What do you do, in response to this weight? In response to the solid object, this stable unchanging entity, the body is forced to change. It begins weak, flimsy. By lifting the weight, it is broken. But in that breaking, the body learns to adapt, learns to evolve. Thus it grows stronger, and then it can lift an even heavier weight; the process continues, and as long as the lifter has enough willpower (as well as a proper understanding of the science involved), the process can continue essentially indefinitely. In response to the static, immovable object, the body is forced to constantly adapt and change to bear this new burden, to lift this new load. The result is that it is the body which conforms to the weight, and not the other way around. Were the positions reversed, this would mean that all human beings would be of exactly the same strength, but that through lifting, the weights themselves would diminish in mass until they could be properly lifted by the dedicated lifter. This isn't the case.

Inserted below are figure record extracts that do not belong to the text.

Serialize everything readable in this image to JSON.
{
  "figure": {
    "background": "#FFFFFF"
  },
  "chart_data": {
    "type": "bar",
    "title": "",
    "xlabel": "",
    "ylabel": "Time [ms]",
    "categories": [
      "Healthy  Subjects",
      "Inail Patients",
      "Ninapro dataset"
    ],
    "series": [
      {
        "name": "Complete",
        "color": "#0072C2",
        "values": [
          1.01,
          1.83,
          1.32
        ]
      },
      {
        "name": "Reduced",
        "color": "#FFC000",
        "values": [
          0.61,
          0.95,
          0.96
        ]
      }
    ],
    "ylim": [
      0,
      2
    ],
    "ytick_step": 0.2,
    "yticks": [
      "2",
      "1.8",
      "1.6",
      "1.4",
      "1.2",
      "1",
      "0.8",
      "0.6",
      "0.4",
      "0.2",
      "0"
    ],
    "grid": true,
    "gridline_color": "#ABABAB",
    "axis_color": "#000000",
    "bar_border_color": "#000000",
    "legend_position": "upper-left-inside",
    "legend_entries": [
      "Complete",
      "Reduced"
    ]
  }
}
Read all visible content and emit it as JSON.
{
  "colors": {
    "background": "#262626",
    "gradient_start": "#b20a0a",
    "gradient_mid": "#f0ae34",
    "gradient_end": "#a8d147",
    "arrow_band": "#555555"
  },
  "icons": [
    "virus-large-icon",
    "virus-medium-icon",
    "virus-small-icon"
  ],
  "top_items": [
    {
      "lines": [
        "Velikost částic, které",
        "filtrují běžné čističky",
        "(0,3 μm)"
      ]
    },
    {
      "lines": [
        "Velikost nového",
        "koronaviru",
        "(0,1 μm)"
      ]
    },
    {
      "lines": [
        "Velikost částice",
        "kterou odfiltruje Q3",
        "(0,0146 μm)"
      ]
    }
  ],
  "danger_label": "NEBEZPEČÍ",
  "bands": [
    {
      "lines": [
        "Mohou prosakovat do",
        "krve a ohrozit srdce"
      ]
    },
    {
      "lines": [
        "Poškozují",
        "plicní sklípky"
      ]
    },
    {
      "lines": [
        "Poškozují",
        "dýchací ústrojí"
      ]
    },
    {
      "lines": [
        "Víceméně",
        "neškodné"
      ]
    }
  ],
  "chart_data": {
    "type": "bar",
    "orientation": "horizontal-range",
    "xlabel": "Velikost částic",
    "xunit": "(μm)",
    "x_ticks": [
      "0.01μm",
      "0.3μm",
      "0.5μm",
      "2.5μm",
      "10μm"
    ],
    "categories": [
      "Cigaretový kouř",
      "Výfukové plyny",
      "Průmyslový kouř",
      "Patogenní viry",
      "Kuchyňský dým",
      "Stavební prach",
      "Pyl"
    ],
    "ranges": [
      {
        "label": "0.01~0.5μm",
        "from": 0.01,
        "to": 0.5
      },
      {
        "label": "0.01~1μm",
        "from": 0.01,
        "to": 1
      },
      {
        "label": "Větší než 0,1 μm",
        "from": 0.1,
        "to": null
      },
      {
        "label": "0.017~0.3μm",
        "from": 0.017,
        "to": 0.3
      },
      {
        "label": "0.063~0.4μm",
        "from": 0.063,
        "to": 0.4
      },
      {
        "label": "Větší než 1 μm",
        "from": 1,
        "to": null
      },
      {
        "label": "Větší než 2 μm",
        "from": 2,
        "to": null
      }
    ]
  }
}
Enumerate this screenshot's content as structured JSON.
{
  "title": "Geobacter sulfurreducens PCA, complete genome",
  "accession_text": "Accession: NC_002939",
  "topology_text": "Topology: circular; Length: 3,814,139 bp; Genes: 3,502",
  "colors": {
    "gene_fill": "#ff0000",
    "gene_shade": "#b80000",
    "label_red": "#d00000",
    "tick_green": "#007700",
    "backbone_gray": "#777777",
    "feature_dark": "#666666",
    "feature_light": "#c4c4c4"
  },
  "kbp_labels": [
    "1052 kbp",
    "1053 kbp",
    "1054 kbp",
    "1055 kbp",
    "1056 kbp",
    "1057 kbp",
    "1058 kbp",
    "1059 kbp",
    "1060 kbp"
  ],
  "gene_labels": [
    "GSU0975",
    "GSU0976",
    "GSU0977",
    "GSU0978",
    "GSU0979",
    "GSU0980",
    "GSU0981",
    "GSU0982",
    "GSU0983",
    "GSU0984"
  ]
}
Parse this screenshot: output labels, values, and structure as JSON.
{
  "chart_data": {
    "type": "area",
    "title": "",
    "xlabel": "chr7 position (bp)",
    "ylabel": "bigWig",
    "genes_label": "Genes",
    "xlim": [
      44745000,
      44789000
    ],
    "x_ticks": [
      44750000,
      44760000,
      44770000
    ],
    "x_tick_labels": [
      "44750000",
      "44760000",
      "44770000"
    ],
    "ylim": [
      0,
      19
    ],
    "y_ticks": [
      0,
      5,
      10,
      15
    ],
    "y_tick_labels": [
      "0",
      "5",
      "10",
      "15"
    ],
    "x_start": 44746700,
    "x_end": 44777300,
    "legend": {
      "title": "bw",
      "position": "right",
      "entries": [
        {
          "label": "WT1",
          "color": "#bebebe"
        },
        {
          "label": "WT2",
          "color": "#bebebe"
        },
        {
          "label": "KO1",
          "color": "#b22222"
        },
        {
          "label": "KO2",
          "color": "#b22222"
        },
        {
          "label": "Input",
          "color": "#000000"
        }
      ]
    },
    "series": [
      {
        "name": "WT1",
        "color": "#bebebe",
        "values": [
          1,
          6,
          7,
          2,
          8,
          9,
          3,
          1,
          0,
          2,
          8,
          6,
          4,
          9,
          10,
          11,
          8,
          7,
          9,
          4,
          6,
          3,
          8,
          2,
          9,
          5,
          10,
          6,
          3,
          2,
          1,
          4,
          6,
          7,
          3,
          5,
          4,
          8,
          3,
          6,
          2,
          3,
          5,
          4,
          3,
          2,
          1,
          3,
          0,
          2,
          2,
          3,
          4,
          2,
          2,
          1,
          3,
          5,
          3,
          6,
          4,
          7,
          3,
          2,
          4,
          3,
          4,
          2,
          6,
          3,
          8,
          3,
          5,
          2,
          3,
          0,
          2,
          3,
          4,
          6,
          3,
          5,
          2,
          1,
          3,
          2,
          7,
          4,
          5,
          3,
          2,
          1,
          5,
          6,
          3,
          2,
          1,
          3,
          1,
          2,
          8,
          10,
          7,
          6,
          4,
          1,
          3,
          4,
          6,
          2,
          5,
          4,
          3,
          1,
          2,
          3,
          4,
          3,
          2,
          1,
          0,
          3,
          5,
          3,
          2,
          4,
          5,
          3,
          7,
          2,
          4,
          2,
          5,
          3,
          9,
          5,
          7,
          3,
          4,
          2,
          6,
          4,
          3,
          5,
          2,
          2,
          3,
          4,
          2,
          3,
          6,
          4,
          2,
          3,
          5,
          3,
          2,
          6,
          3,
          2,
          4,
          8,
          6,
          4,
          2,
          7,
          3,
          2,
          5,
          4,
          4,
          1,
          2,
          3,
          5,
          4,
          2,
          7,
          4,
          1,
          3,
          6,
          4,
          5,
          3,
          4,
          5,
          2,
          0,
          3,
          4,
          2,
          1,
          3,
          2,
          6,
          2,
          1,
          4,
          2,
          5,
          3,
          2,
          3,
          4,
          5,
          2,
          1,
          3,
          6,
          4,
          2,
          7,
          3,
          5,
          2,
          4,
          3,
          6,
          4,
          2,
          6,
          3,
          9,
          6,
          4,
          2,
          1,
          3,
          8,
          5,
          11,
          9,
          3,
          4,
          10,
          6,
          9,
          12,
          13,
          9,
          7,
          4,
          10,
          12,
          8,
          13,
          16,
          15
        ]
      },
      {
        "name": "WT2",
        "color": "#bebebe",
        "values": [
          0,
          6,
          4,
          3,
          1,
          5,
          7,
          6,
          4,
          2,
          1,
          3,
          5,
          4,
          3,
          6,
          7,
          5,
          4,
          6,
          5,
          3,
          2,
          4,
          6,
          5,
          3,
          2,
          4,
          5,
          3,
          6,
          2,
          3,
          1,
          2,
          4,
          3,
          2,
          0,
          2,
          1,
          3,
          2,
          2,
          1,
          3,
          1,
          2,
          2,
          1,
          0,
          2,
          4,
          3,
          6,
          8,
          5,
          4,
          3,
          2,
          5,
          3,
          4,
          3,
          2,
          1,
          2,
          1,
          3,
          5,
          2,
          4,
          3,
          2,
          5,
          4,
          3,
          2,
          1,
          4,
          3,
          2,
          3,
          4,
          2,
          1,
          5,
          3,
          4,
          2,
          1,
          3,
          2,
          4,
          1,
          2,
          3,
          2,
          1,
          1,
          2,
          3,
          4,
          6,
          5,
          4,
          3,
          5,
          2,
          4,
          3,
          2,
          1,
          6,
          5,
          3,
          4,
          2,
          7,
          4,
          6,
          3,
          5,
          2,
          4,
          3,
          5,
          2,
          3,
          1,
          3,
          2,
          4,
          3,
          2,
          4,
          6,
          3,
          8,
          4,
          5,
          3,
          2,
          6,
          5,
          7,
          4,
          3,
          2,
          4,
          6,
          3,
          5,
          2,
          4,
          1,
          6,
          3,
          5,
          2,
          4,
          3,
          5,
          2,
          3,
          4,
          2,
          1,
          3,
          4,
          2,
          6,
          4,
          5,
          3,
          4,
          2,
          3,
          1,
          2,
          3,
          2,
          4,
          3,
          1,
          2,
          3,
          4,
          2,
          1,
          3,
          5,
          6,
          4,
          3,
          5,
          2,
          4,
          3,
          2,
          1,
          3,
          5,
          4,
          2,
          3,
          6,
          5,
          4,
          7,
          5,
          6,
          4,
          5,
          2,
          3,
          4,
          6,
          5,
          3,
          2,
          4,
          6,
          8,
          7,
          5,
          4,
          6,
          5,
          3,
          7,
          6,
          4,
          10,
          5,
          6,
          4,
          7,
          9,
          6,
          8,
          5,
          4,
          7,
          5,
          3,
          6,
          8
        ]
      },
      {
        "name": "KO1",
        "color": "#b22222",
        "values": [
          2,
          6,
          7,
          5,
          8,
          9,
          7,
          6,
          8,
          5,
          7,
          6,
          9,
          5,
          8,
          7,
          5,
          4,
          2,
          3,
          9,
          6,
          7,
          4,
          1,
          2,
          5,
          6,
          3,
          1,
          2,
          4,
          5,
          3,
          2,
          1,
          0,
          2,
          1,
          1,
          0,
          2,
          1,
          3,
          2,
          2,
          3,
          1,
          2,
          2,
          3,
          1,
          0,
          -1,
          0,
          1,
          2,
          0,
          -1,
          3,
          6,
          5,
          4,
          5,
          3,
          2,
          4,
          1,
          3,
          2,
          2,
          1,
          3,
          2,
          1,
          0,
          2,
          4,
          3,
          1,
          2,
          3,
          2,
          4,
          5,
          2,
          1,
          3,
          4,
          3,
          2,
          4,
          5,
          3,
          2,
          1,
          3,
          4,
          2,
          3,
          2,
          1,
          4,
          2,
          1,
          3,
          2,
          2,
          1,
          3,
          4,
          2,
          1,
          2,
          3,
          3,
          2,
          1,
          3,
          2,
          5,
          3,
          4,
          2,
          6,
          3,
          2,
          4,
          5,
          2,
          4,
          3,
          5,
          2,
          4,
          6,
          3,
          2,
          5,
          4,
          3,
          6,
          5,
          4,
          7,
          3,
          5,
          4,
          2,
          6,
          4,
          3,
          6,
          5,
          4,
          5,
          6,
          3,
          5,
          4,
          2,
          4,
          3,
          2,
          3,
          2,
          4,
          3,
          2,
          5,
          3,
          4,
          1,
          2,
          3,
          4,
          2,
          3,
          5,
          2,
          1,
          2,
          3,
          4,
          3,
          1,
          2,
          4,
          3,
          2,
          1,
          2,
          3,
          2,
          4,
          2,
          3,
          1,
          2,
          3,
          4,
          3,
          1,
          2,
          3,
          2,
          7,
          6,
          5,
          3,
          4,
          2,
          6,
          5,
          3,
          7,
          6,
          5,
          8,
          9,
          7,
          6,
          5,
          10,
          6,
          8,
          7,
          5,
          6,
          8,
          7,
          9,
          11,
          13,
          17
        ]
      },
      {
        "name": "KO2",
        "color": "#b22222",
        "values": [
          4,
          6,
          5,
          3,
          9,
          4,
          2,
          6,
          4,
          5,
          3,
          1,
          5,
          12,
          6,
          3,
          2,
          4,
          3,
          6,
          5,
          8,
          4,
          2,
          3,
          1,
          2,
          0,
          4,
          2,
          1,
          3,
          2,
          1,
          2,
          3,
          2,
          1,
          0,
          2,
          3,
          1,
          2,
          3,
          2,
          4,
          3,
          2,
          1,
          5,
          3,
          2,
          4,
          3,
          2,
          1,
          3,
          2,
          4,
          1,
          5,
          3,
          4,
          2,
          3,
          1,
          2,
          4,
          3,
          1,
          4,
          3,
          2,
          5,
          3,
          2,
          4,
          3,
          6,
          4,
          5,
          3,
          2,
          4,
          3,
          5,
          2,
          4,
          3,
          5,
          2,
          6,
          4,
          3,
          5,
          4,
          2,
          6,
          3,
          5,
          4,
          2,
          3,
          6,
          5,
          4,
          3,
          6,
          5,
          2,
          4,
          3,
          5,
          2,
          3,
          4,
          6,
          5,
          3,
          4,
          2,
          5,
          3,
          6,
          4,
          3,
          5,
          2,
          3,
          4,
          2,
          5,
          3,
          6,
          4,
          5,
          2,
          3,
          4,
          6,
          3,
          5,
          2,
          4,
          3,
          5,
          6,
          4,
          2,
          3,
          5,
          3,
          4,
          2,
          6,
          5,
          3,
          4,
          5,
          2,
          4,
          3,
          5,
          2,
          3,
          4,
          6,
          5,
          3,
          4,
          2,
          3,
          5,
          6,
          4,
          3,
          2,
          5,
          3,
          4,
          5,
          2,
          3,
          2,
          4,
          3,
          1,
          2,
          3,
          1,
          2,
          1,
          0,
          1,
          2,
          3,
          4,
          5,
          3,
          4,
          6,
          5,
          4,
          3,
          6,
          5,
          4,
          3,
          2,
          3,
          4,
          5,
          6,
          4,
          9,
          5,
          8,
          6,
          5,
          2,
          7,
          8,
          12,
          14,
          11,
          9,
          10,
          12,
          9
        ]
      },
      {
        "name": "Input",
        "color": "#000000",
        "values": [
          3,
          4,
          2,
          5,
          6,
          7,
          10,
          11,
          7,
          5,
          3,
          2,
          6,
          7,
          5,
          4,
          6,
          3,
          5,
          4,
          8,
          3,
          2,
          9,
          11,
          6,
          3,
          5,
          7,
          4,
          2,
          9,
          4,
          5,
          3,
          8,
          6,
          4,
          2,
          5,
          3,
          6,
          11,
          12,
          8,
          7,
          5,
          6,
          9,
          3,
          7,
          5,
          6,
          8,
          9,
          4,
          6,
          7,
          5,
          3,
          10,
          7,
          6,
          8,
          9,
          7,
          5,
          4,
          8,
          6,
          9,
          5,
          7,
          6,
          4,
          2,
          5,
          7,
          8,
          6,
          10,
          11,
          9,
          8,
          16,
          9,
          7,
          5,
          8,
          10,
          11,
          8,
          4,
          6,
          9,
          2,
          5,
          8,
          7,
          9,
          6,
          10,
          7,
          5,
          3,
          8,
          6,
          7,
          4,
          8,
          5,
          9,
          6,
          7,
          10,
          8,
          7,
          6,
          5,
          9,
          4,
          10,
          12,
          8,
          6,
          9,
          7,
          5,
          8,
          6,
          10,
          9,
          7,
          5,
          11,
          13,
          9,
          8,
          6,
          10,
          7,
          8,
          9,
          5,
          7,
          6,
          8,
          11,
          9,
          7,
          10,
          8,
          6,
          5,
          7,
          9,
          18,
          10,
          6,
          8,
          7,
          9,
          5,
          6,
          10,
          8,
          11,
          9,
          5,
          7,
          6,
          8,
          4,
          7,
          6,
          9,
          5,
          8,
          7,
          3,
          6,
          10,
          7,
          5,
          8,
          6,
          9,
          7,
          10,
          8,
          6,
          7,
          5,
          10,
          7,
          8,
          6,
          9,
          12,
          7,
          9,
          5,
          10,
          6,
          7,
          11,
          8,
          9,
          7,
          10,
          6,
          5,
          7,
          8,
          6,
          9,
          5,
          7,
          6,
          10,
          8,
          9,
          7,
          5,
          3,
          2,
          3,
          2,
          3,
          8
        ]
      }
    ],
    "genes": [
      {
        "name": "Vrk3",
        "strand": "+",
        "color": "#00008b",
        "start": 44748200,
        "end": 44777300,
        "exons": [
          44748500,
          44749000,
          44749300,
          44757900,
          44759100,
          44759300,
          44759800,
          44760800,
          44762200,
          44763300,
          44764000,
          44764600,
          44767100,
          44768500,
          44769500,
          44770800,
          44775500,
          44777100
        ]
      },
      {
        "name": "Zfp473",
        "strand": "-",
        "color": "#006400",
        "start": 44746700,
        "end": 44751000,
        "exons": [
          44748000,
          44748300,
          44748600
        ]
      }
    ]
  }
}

What this means, is that it isn't the person which lifts the weight. The weight doesn't go anywhere. What is lifted, is the person. It is the person which changes position, it is the person which responds to the force of the lift. For every action, there is an equal and opposite reaction. Against the immovable static object which is the weight, it is the person which is pushed. It is the person that changes. It is the person that is brought higher, is made more perfect, is lifted.

This, of course, is not the mindset of the modern bodybuilder, who in his egotism foolishly imagines that he is the one lifting the weight. He has it all wrong; he sees the process of lifting not as one of supplication and learning, but rather one of domination and control. The great lifters understand this key lesson, they realize that the ego, the self, has no place in the sphere of the gym. There is no self, there is no bragging person, there is only the weight, and the act of lifting. No matter how good you are at talking shit, the gym boils down to the simple binary of: can you lift the weight / can you not lift the weight. It is only by practice, only by allowing the weight to lift oneself as much as possible, that one’s strength improves.

Can’t lift the weight? Let the weight lift you some more, and then come back.